2. From coverage of unique regions in the assembly.

Using frequent kmers to mask out repetitive regions of the assembly we can compute the coverage of the remaining regions and extrapolate this to estimate the genome length. Using 22-mers occurring >=40 times to indicate repeats, the average coverage in remaining regions of contigs and degenerates is 8.1x. If we divide the total length of all reads by this coverage the implied genome length is 109Mb. If we discount the singleton reads, the implied genome length drops to 95Mb.

3. From the distribution of start positions of read overlaps.

Again masking out repetitive regions with frequent kmers (this time 22-mers occurring >=30 times), I use a Poisson distribution to model the number of overlaps that occur in a given position of a read. The fit to the model isn't very good, but the resulting genome length is 88Mb.

Overall best guess: somewhere around 90Mb, but could be much larger if all those singletons really belong.

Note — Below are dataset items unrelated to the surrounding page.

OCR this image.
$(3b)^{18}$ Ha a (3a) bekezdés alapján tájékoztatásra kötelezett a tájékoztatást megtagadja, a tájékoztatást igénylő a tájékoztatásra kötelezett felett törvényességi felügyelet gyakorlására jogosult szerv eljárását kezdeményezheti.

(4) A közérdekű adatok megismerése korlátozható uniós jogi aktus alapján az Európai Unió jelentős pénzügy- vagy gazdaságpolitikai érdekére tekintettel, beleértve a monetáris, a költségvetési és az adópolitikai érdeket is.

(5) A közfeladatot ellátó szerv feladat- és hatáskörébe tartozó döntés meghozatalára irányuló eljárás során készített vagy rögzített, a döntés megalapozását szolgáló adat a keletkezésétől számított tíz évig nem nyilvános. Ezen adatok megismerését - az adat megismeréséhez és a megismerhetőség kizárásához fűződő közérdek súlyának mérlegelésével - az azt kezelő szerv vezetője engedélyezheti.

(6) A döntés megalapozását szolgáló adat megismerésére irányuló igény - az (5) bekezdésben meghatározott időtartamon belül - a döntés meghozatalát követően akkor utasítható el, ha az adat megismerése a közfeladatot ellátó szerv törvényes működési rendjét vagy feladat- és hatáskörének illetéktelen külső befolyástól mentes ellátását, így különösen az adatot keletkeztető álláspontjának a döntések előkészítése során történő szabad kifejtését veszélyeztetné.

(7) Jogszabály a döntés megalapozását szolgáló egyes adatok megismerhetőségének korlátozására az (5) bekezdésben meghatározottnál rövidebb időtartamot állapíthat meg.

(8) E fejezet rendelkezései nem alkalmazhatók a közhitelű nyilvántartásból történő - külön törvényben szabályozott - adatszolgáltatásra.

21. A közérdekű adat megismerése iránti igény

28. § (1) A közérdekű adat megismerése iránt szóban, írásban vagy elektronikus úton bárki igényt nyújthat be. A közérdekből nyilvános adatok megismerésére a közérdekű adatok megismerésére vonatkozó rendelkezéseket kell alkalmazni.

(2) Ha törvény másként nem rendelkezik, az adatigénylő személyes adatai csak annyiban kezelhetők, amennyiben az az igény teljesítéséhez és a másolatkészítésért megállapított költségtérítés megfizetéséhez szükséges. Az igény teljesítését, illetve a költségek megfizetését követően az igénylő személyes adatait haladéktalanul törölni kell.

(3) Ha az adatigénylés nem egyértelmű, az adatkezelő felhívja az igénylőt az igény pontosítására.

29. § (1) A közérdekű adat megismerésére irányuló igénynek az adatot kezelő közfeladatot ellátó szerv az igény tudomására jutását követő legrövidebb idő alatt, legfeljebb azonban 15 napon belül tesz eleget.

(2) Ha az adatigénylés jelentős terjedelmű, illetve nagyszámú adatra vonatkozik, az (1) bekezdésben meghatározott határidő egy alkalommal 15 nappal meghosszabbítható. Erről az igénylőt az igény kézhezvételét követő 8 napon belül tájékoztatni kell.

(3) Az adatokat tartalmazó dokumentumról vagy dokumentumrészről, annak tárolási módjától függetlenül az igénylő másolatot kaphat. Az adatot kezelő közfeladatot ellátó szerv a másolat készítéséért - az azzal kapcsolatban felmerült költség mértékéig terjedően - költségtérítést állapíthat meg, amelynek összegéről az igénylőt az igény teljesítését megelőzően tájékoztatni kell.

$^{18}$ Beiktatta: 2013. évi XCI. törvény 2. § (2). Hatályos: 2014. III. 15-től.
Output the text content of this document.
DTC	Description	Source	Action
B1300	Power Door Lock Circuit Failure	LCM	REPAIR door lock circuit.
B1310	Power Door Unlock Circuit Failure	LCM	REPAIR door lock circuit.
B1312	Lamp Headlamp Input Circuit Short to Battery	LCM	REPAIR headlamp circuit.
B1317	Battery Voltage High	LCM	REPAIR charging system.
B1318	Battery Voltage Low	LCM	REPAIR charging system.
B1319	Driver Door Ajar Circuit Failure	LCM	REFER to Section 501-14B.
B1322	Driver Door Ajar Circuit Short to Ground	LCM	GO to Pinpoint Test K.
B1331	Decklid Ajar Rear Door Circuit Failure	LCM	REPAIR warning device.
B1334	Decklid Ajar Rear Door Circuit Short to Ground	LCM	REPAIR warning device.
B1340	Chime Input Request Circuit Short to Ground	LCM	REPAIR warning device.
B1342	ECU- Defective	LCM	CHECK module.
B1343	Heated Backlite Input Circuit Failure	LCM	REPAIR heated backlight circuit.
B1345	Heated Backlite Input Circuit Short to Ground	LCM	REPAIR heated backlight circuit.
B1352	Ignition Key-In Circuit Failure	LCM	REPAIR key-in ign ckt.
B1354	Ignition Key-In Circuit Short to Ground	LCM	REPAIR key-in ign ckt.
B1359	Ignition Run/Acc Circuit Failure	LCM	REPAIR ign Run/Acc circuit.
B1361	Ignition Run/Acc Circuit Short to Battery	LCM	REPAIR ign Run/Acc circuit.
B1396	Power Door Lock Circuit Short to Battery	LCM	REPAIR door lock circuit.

How final assembly was done


In the initial run of the Celera Assembler (CA), we observed a substantial number of large unitigs with coverage depth that was approximately double that of the majority of large unitigs. CA treats high-coverage unitigs as potential repeats and allows "surrogate" copies of them to be placed in multiple places in the assembly. In our assembly the large, double-depth unitigs typically occurred in exactly two places, on the ends of contigs, with mate pairs indicating that the two occurrences should instead be a single occurrence with respect to the neighbouring contigs.

To force these large unitigs to have a single occurrence in the assembly we identified all surrogate unitigs containing at least 50 reads, with at most two occurrences in the assembly, and all these occurrences on the ends of contigs. The coverage value of these unitigs was artificially reset to a value to force them to have a unique occurrence and the contigging/scaffolding stages of CA rerun.

Technical Notes:

Let S be the set of surrogate unitigs with >= 50 reads and <= 2 occurrences in the original assembly. Working in from both ends of each contig, choose unitigs that are in S, stopping at the first unitig not in S. Reset the a-stat coverage statistic of the unitigs to 6.01 and rerun the assembler starting at cgw.